Pour la plupart, c'était bien. Aucun de nous n'a laissé ses affaires dans la salle de bain - j'ai emporté mon shampoing et mon nettoyant pour le corps dans un panier de douche sauvé de mes jours de dortoir. J'ai acheté quatre paquets de papier toilette et je les ai laissés sur le couvercle du réservoir de toilette, mais je ne sais pas s'il les a utilisés ou s'il a apporté son propre papier toilette d'avant en arrière. Il était relativement soigné: il n'a pas laissé d'urine sur le siège ni de gouttes de dentifrice sur le côté de l'évier. Il traquait parfois de la boue sur le sol carrelé, et de temps en temps je trouvais des cheveux courts et foncés collés au mur de la douche, ce qui m'ennuyait. Mais je suis sûr d’avoir involontairement laissé des traces de moi qui l’agaçaient aussi.
La plus grande source de tension - et quand je parle de tension, je ne parle bien sûr que de tension en moi, parce que je n'ai aucune idée de ce qu'il pensait ou ressentait - était le nettoyage. Il n'a pas nettoyé, pour autant que je sache, ou s'il l'a fait, c'était par de petits gestes subtils. Toutes les quelques semaines ou mois, je commençais à trouver les taches sur le sol insupportables, et je balayais et Swiffer et pulvérisais et frotter la chambre au mieux de mes capacités, tout en ressentant le fait que mon voisin bénéficiait de mon salaire la main d'oeuvre. Après quelques années, je gagnais un peu plus d'argent et j'ai commencé à payer un homme que mon propriétaire avait recommandé 60 $ pour venir nettoyer la salle de bain une fois par mois. Cela a rendu mon ressentiment un peu moins personnel - et un peu moins sexué - mais au fil du temps, j'ai trouvé moi-même irrité par certaines preuves de la présence de mon voisin presque chaque fois que j'utilisais le salle de bains. Le problème n'était pas avec qui je partageais la salle de bain, c'était que je partageais la salle de bain avec n'importe qui.

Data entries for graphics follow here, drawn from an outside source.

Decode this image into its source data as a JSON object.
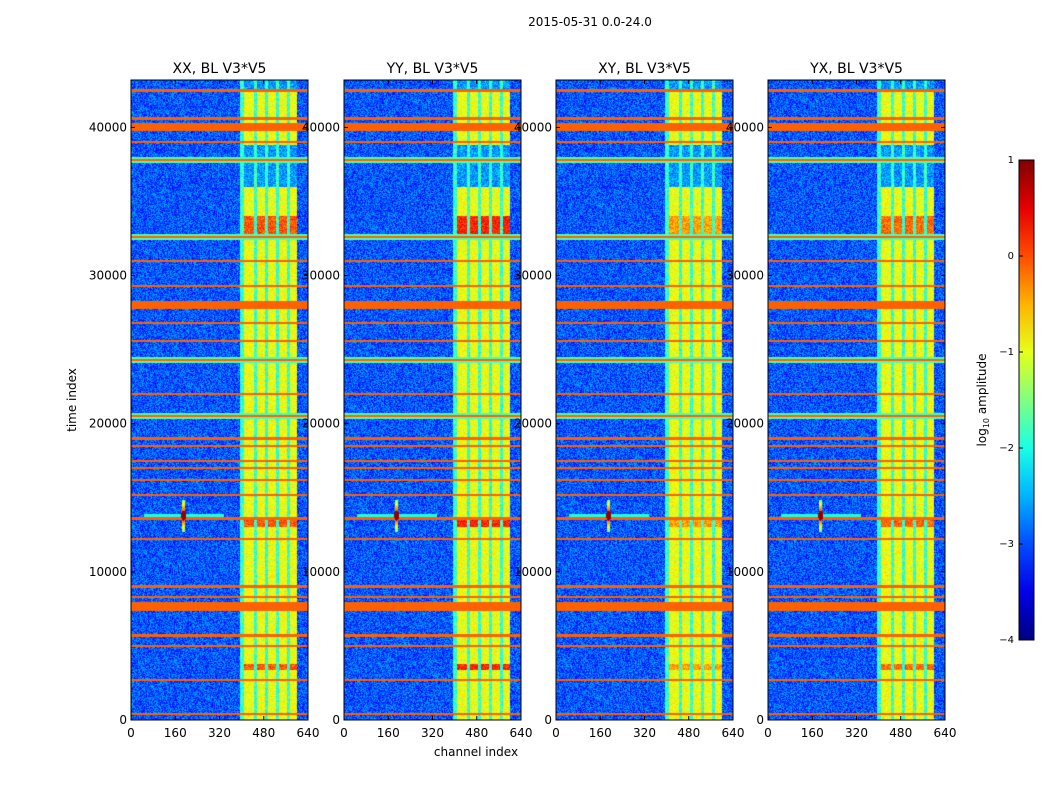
{
  "figure": {
    "suptitle": "2015-05-31 0.0-24.0",
    "xlabel": "channel index",
    "ylabel": "time index",
    "colorbar_label": "log",
    "colorbar_label_sub": "10",
    "colorbar_label_rest": " amplitude",
    "colorbar_ticks": [
      "1",
      "0",
      "−1",
      "−2",
      "−3",
      "−4"
    ]
  },
  "chart_data": {
    "type": "heatmap",
    "colormap": "jet",
    "colorbar": {
      "vmin": -4,
      "vmax": 1,
      "ticks": [
        1,
        0,
        -1,
        -2,
        -3,
        -4
      ],
      "label": "log10 amplitude"
    },
    "xlim": [
      0,
      640
    ],
    "ylim": [
      0,
      43200
    ],
    "xticks": [
      0,
      160,
      320,
      480,
      640
    ],
    "yticks": [
      0,
      10000,
      20000,
      30000,
      40000
    ],
    "panels": [
      {
        "title": "XX, BL V3*V5",
        "xtick_labels": [
          "0",
          "160",
          "320",
          "480",
          "640"
        ],
        "ytick_labels": [
          "0",
          "10000",
          "20000",
          "30000",
          "40000"
        ]
      },
      {
        "title": "YY, BL V3*V5",
        "xtick_labels": [
          "0",
          "160",
          "320",
          "480",
          "640"
        ],
        "ytick_labels": [
          "0",
          "10000",
          "20000",
          "30000",
          "40000"
        ]
      },
      {
        "title": "XY, BL V3*V5",
        "xtick_labels": [
          "0",
          "160",
          "320",
          "480",
          "640"
        ],
        "ytick_labels": [
          "0",
          "10000",
          "20000",
          "30000",
          "40000"
        ]
      },
      {
        "title": "YX, BL V3*V5",
        "xtick_labels": [
          "0",
          "160",
          "320",
          "480",
          "640"
        ],
        "ytick_labels": [
          "0",
          "10000",
          "20000",
          "30000",
          "40000"
        ]
      }
    ],
    "bright_channel_bands": [
      [
        410,
        445
      ],
      [
        455,
        485
      ],
      [
        495,
        525
      ],
      [
        535,
        565
      ],
      [
        575,
        600
      ]
    ],
    "source_feature": {
      "channel": 190,
      "time": 13800
    },
    "flagged_time_rows": [
      400,
      2700,
      5000,
      5700,
      7600,
      7900,
      8300,
      9000,
      12200,
      13600,
      15200,
      16200,
      17000,
      17500,
      18500,
      19000,
      20500,
      22000,
      24300,
      25600,
      26800,
      28000,
      29300,
      31000,
      32600,
      37800,
      39000,
      40000,
      40600,
      42500
    ]
  }
}
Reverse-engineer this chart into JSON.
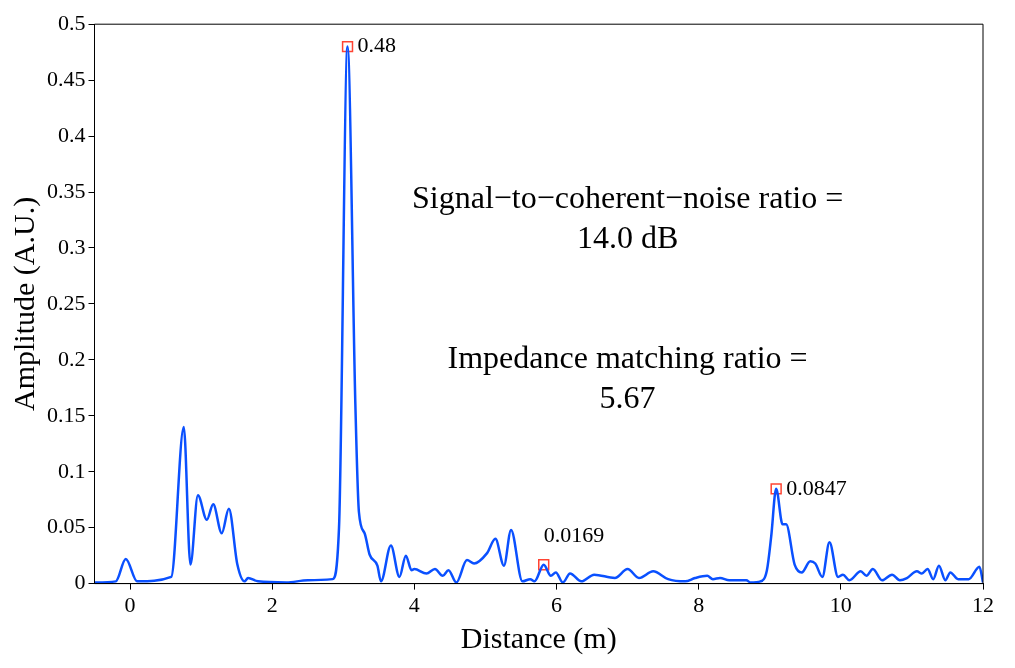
{
  "chart_data": {
    "type": "line",
    "xlabel": "Distance (m)",
    "ylabel": "Amplitude (A.U.)",
    "xlim": [
      -0.5,
      12
    ],
    "xticks": [
      0,
      2,
      4,
      6,
      8,
      10,
      12
    ],
    "ylim": [
      0,
      0.5
    ],
    "yticks": [
      0,
      0.05,
      0.1,
      0.15,
      0.2,
      0.25,
      0.3,
      0.35,
      0.4,
      0.45,
      0.5
    ],
    "grid": false,
    "legend": false,
    "series": [
      {
        "color": "#0a50ff",
        "marker": "none",
        "line_style": "solid",
        "x": [
          -0.5,
          -0.2,
          -0.06,
          0.1,
          0.58,
          0.756,
          0.85,
          0.955,
          1.08,
          1.17,
          1.29,
          1.39,
          1.51,
          1.61,
          1.66,
          1.8,
          2.2,
          2.5,
          2.85,
          2.94,
          3.06,
          3.17,
          3.22,
          3.3,
          3.37,
          3.48,
          3.53,
          3.67,
          3.79,
          3.88,
          3.96,
          4.0,
          4.17,
          4.29,
          4.4,
          4.48,
          4.59,
          4.74,
          4.84,
          5.02,
          5.14,
          5.26,
          5.36,
          5.52,
          5.63,
          5.69,
          5.82,
          5.92,
          5.99,
          6.09,
          6.19,
          6.35,
          6.53,
          6.82,
          7.0,
          7.16,
          7.36,
          7.57,
          7.81,
          7.95,
          8.12,
          8.2,
          8.3,
          8.43,
          8.67,
          8.73,
          8.87,
          8.96,
          9.02,
          9.09,
          9.18,
          9.23,
          9.35,
          9.45,
          9.57,
          9.64,
          9.74,
          9.84,
          9.96,
          10.03,
          10.12,
          10.28,
          10.36,
          10.45,
          10.58,
          10.72,
          10.83,
          10.93,
          11.07,
          11.14,
          11.22,
          11.3,
          11.38,
          11.47,
          11.54,
          11.65,
          11.8,
          11.95,
          12.0
        ],
        "values": [
          0.001,
          0.002,
          0.022,
          0.002,
          0.006,
          0.14,
          0.017,
          0.079,
          0.057,
          0.071,
          0.045,
          0.067,
          0.017,
          0.002,
          0.005,
          0.002,
          0.001,
          0.003,
          0.004,
          0.05,
          0.48,
          0.16,
          0.064,
          0.045,
          0.026,
          0.016,
          0.002,
          0.034,
          0.006,
          0.025,
          0.012,
          0.013,
          0.009,
          0.013,
          0.007,
          0.012,
          0.001,
          0.021,
          0.018,
          0.027,
          0.04,
          0.016,
          0.048,
          0.002,
          0.004,
          0.002,
          0.0169,
          0.007,
          0.01,
          0.001,
          0.009,
          0.002,
          0.008,
          0.005,
          0.013,
          0.005,
          0.011,
          0.004,
          0.002,
          0.005,
          0.007,
          0.004,
          0.005,
          0.003,
          0.003,
          0.001,
          0.002,
          0.012,
          0.042,
          0.0847,
          0.053,
          0.053,
          0.017,
          0.01,
          0.02,
          0.018,
          0.006,
          0.037,
          0.006,
          0.008,
          0.003,
          0.011,
          0.007,
          0.013,
          0.003,
          0.008,
          0.003,
          0.005,
          0.011,
          0.009,
          0.013,
          0.004,
          0.016,
          0.003,
          0.01,
          0.004,
          0.004,
          0.015,
          0.001
        ]
      },
      {
        "type": "scatter",
        "color": "#ff4433",
        "marker": "square",
        "x": [
          3.06,
          5.82,
          9.09
        ],
        "values": [
          0.48,
          0.0169,
          0.0847
        ]
      }
    ],
    "annotations": [
      {
        "text": "0.48",
        "x": 3.06,
        "y": 0.48
      },
      {
        "text": "0.0169",
        "x": 5.82,
        "y": 0.0169
      },
      {
        "text": "0.0847",
        "x": 9.09,
        "y": 0.0847
      },
      "Signal−to−coherent−noise ratio =\n14.0 dB",
      "Impedance matching ratio =\n5.67"
    ]
  }
}
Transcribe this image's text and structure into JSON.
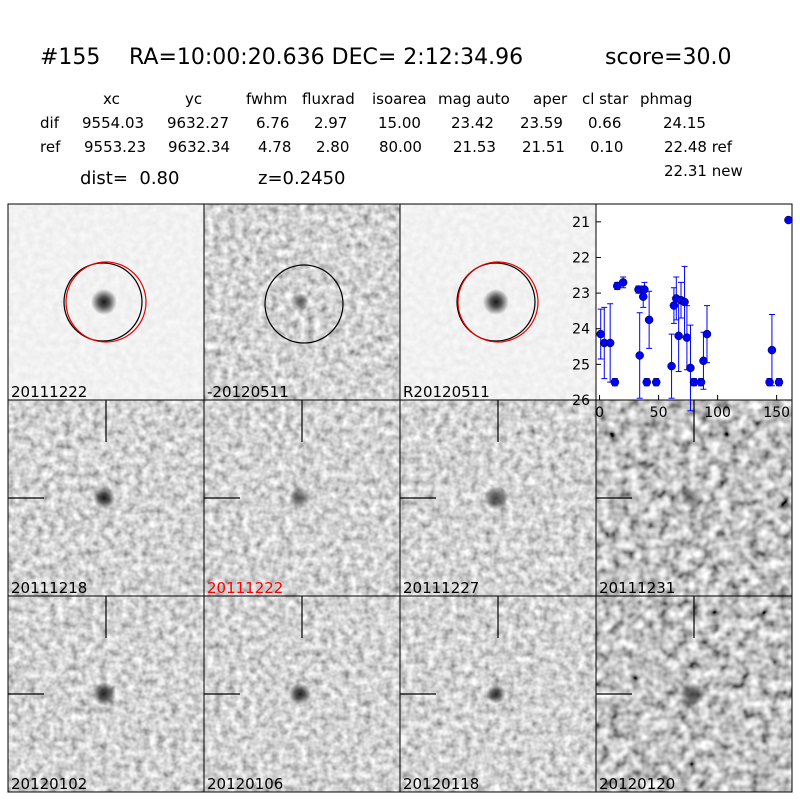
{
  "header": {
    "id": "#155",
    "coords": "RA=10:00:20.636 DEC= 2:12:34.96",
    "score": "score=30.0"
  },
  "table": {
    "columns": [
      "xc",
      "yc",
      "fwhm",
      "fluxrad",
      "isoarea",
      "mag auto",
      "aper",
      "cl star",
      "phmag"
    ],
    "rows": [
      {
        "label": "dif",
        "cells": [
          "9554.03",
          "9632.27",
          "6.76",
          "2.97",
          "15.00",
          "23.42",
          "23.59",
          "0.66",
          "24.15"
        ]
      },
      {
        "label": "ref",
        "cells": [
          "9553.23",
          "9632.34",
          "4.78",
          "2.80",
          "80.00",
          "21.53",
          "21.51",
          "0.10",
          "22.48 ref"
        ]
      }
    ],
    "note": "22.31 new"
  },
  "dist": "dist=  0.80",
  "z": "z=0.2450",
  "panels": [
    {
      "label": "20111222",
      "color": "#000000"
    },
    {
      "label": "-20120511",
      "color": "#000000"
    },
    {
      "label": "R20120511",
      "color": "#000000"
    },
    {
      "label": "20111218",
      "color": "#000000"
    },
    {
      "label": "20111222",
      "color": "#ff0000"
    },
    {
      "label": "20111227",
      "color": "#000000"
    },
    {
      "label": "20111231",
      "color": "#000000"
    },
    {
      "label": "20120102",
      "color": "#000000"
    },
    {
      "label": "20120106",
      "color": "#000000"
    },
    {
      "label": "20120118",
      "color": "#000000"
    },
    {
      "label": "20120120",
      "color": "#000000"
    }
  ],
  "chart_data": {
    "type": "scatter",
    "xlim": [
      -3,
      163
    ],
    "ylim": [
      26,
      20.5
    ],
    "xticks": [
      0,
      50,
      100,
      150
    ],
    "yticks": [
      21,
      22,
      23,
      24,
      25,
      26
    ],
    "series": [
      {
        "color": "#0000ff",
        "x": [
          1,
          4,
          9,
          13,
          15,
          20,
          33,
          34,
          37,
          38,
          40,
          42,
          48,
          61,
          63,
          65,
          67,
          69,
          72,
          74,
          77,
          80,
          86,
          88,
          91,
          144,
          146,
          152,
          160
        ],
        "values": [
          24.15,
          24.4,
          24.4,
          25.5,
          22.8,
          22.7,
          22.9,
          24.75,
          23.1,
          22.9,
          25.5,
          23.75,
          25.5,
          25.05,
          23.35,
          23.15,
          24.2,
          23.2,
          23.25,
          24.25,
          25.1,
          25.5,
          25.5,
          24.9,
          24.15,
          25.5,
          24.6,
          25.5,
          20.95
        ],
        "errors": [
          0.7,
          1.0,
          1.1,
          0.1,
          0.1,
          0.15,
          0.1,
          1.2,
          0.3,
          0.2,
          0.1,
          0.8,
          0.1,
          0.9,
          0.5,
          0.6,
          1.0,
          0.5,
          1.0,
          0.9,
          1.2,
          0.1,
          0.1,
          0.8,
          0.8,
          0.1,
          1.0,
          0.1,
          0.05
        ]
      }
    ]
  }
}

J'ai donc déménagé. Je vis maintenant dans un studio avec des plafonds bas et à une plus longue distance de marche du métro, dans un quartier moins cool de Brooklyn - mais il a sa propre salle de bain. Maintenant, chaque fois que j'entre dans ma salle de bain, c'est exactement la même chose que la dernière fois que je l'ai quittée. Après avoir partagé une salle de bain pendant une demi-décennie, une salle de bain privée se sent comme un luxe, ce que j'apprécie. Mais je n'ai pas beaucoup de regrets pour toute la phase de salle de bain partagée de ma vie. Cet appartement était vraiment super, dans l'ensemble, et je n'aurais certainement pas pu me le permettre s'il avait eu une salle de bain privée. Si je recommençais aujourd'hui, j'aime penser que j'aurais le courage de frapper à sa porte au début, peu importe à quel point c'était gênant. Mais quand je pense à mon voisin, quel que soit son nom, la seule chose que j'aurais vraiment voulu lui dire, c'était au revoir.